6. Memiliki kompetensi komunikasi personal, sebagai agen perubahan maka
kemamapuan komunikasi dari seorang guru adalah hal mutlak yang harus
dimilikinya. Bagaimana seorang guru bisa mentrasformasikan ilmu
pengetahuannya bila dia tidak dibekali dengan kemampuan berinteraksi dan
berkomunikasi. Artinya seorang guru harus memotivasi dan memuji anaknya
jangan sampai terlontar kata-kata yang dapat menjatuhkan metal dan harga diri
siswanya.
7. “mampu” menguasai Teknologi Informasi dan Komunikasi, sebagai agen
perubahan guru senantiasa dapat meng-update informasi dan perkembangan
pengetahuan sehingga dapat meng-counter isu-isu negative yang mengarah
pada intoleran.
8. “mampu” memegang komitmen atas profesinya, panggilan guru adalah
panggilan hati nurani dalam mencerdaskan anak bangsa, memperbaiki etika
dan akhlaknya, profesi yang dipegang bukan lipstick belaka.
Dari paparan tersebut di atas guru sebagai agen perubahan tidak hanya terhenti
disekolah saja, akan tetapi ia juga harus berperan dilingkungan tempat ia tinggal
guna membentuk generasi muda yang bertoleransi. Adapun guru sebagai agen
perubahan dilingkungannya adalah :
1. Aktif dalam organisasi kepemudaan/kemasyarakatan, sehingga guru dapat
mewarnai organisasi tersebut. Jika terdapat sesuatu hal yang dianggap salah
atau menyimpang guru akan lebih mudah untuk memberikan masukan berupa
nasehat atau pendapat. Apalagi jika memiliki pengaruh pada masyarakat
dilingkungannya.
2. Aktif berpartisipasi dalam kegiatan sosial dengan cara yang positif. Dia harus
bisa tersenyum dalam menghadapi kritik pahit pada pendapatnya, dan tidak
harus merasa malu atau terhina untuk menerima kesalahannya sepenuh hati.
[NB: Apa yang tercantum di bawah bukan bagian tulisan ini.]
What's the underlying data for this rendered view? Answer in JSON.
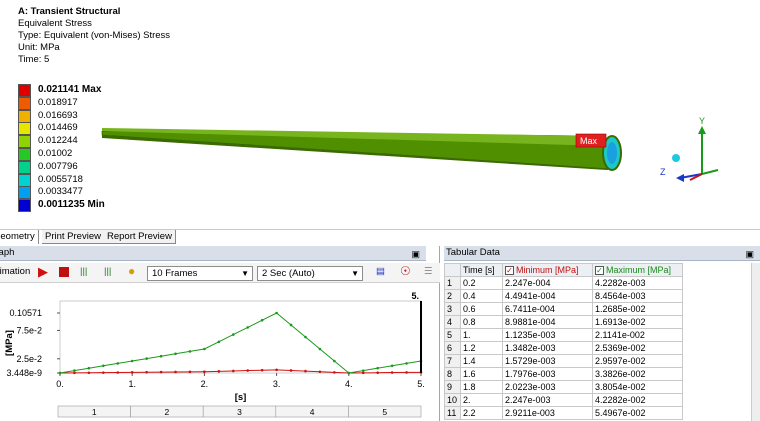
{
  "info": {
    "title": "A: Transient Structural",
    "line1": "Equivalent Stress",
    "line2": "Type: Equivalent (von-Mises) Stress",
    "line3": "Unit: MPa",
    "line4": "Time: 5"
  },
  "legend": [
    {
      "label": "0.021141 Max",
      "color": "#e00000",
      "bold": true
    },
    {
      "label": "0.018917",
      "color": "#f05a00"
    },
    {
      "label": "0.016693",
      "color": "#f0b000"
    },
    {
      "label": "0.014469",
      "color": "#e6e600"
    },
    {
      "label": "0.012244",
      "color": "#8fd400"
    },
    {
      "label": "0.01002",
      "color": "#26c826"
    },
    {
      "label": "0.007796",
      "color": "#00d28c"
    },
    {
      "label": "0.0055718",
      "color": "#00d2d2"
    },
    {
      "label": "0.0033477",
      "color": "#00a0f0"
    },
    {
      "label": "0.0011235 Min",
      "color": "#0000d2",
      "bold": true
    }
  ],
  "probe": {
    "label": "Max"
  },
  "triad": {
    "y": "Y",
    "z": "Z"
  },
  "tabs": [
    "Geometry",
    "Print Preview",
    "Report Preview"
  ],
  "graph": {
    "header": "Graph",
    "animation_label": "Animation",
    "frames": "10 Frames",
    "duration": "2 Sec (Auto)"
  },
  "tabular": {
    "header": "Tabular Data",
    "columns": [
      "Time [s]",
      "Minimum [MPa]",
      "Maximum [MPa]"
    ],
    "rows": [
      [
        "1",
        "0.2",
        "2.247e-004",
        "4.2282e-003"
      ],
      [
        "2",
        "0.4",
        "4.4941e-004",
        "8.4564e-003"
      ],
      [
        "3",
        "0.6",
        "6.7411e-004",
        "1.2685e-002"
      ],
      [
        "4",
        "0.8",
        "8.9881e-004",
        "1.6913e-002"
      ],
      [
        "5",
        "1.",
        "1.1235e-003",
        "2.1141e-002"
      ],
      [
        "6",
        "1.2",
        "1.3482e-003",
        "2.5369e-002"
      ],
      [
        "7",
        "1.4",
        "1.5729e-003",
        "2.9597e-002"
      ],
      [
        "8",
        "1.6",
        "1.7976e-003",
        "3.3826e-002"
      ],
      [
        "9",
        "1.8",
        "2.0223e-003",
        "3.8054e-002"
      ],
      [
        "10",
        "2.",
        "2.247e-003",
        "4.2282e-002"
      ],
      [
        "11",
        "2.2",
        "2.9211e-003",
        "5.4967e-002"
      ]
    ]
  },
  "chart_data": {
    "type": "line",
    "ylabel": "[MPa]",
    "xlabel": "[s]",
    "xlim": [
      0,
      5
    ],
    "ylim": [
      0,
      0.10571
    ],
    "x_ticks": [
      "0.",
      "1.",
      "2.",
      "3.",
      "4.",
      "5."
    ],
    "y_ticks": [
      {
        "label": "0.10571",
        "value": 0.10571
      },
      {
        "label": "7.5e-2",
        "value": 0.075
      },
      {
        "label": "2.5e-2",
        "value": 0.025
      },
      {
        "label": "3.448e-9",
        "value": 0
      }
    ],
    "current_time_label": "5.",
    "current_time": 5,
    "frame_labels": [
      "1",
      "2",
      "3",
      "4",
      "5"
    ],
    "series": [
      {
        "name": "Minimum [MPa]",
        "color": "#d01010",
        "x": [
          0,
          0.2,
          0.4,
          0.6,
          0.8,
          1.0,
          1.2,
          1.4,
          1.6,
          1.8,
          2.0,
          2.2,
          2.4,
          2.6,
          2.8,
          3.0,
          3.2,
          3.4,
          3.6,
          3.8,
          4.0,
          4.2,
          4.4,
          4.6,
          4.8,
          5.0
        ],
        "y": [
          0,
          0.000225,
          0.000449,
          0.000674,
          0.000899,
          0.001124,
          0.001348,
          0.001573,
          0.001798,
          0.002022,
          0.002247,
          0.002921,
          0.0036,
          0.0043,
          0.0049,
          0.0056,
          0.0045,
          0.0034,
          0.0022,
          0.0011,
          0.0,
          0.00025,
          0.0005,
          0.0008,
          0.001,
          0.0011
        ]
      },
      {
        "name": "Maximum [MPa]",
        "color": "#1a9a1a",
        "x": [
          0,
          0.2,
          0.4,
          0.6,
          0.8,
          1.0,
          1.2,
          1.4,
          1.6,
          1.8,
          2.0,
          2.2,
          2.4,
          2.6,
          2.8,
          3.0,
          3.2,
          3.4,
          3.6,
          3.8,
          4.0,
          4.2,
          4.4,
          4.6,
          4.8,
          5.0
        ],
        "y": [
          0,
          0.004228,
          0.008456,
          0.012685,
          0.016913,
          0.021141,
          0.025369,
          0.029597,
          0.033826,
          0.038054,
          0.042282,
          0.054967,
          0.0677,
          0.0803,
          0.093,
          0.10571,
          0.0846,
          0.0634,
          0.0423,
          0.0211,
          0.0,
          0.0042,
          0.0085,
          0.0127,
          0.0169,
          0.0211
        ]
      }
    ]
  }
}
3. Aktif dalam kegiatan pengajian/majlis ta’lim tingkat pemuda, bahkan jika
memungkinkan menjadi imam dan tutor dalam pengajian tersebut.
4. Aktif dalam kegiatan seni, yang biasanya pemuda lebih menyukai bidang ini,
apabila guru masuk dan diterima maka guru akan sangat mudah sekali untuk
mewarnai hidup generasi muda kepada hal-hal positif. Memberikan
pemahaman tentang toleransi.
5. Aktif dalam kegiatan olahraga, dengan membentuk club-club, baik futsal,
badminton, voly ball dan lainnya, pada kegiatan inilah guru akan berperan
untuk merubah, emosional/amarah (temparamental) generasi muda yang
sedang tinggi-tingginya untuk menjadi lebih arif, bijak, sabar, berpikir
kedepan, untuk mengendalikan amarahnya, sehingga pada saat dilakukan
pertandingan persahabatan antar club tidak terjadi keributan atau tawuran,
baik antar pemain maupun supporter.
Jika kedua hal tersebut di atas, yakni peran guru sebagai agen perubahan di
sekolah dan dilingkungannya dapat dipahami oleh semua guru, maka akan terbentuk
generasi muda yang cerdas, tidak mudah terprovokasi, visioner, dan memahami
toleransi. Akhirnya dari semua usaha yang telah dilaksanakan oleh seorang guru,
hendaklah ia menyerahkan segala usahanya dengan “mendo’akan” anak didiknya.
Dengan do’alah semua hijab akan terbuka, semua keinginan akan terkabul, semoga
generasi muda kita akan terlahir sebagai generasi yang : (SD) siap disiplin, (SMP)
siap menjadi panutan, (SMK) Santun mandiri kreatif, (SMA) siap melanjutkan
amanah. Yakin usaha bisa. Wallahu a’lamu bishawwab.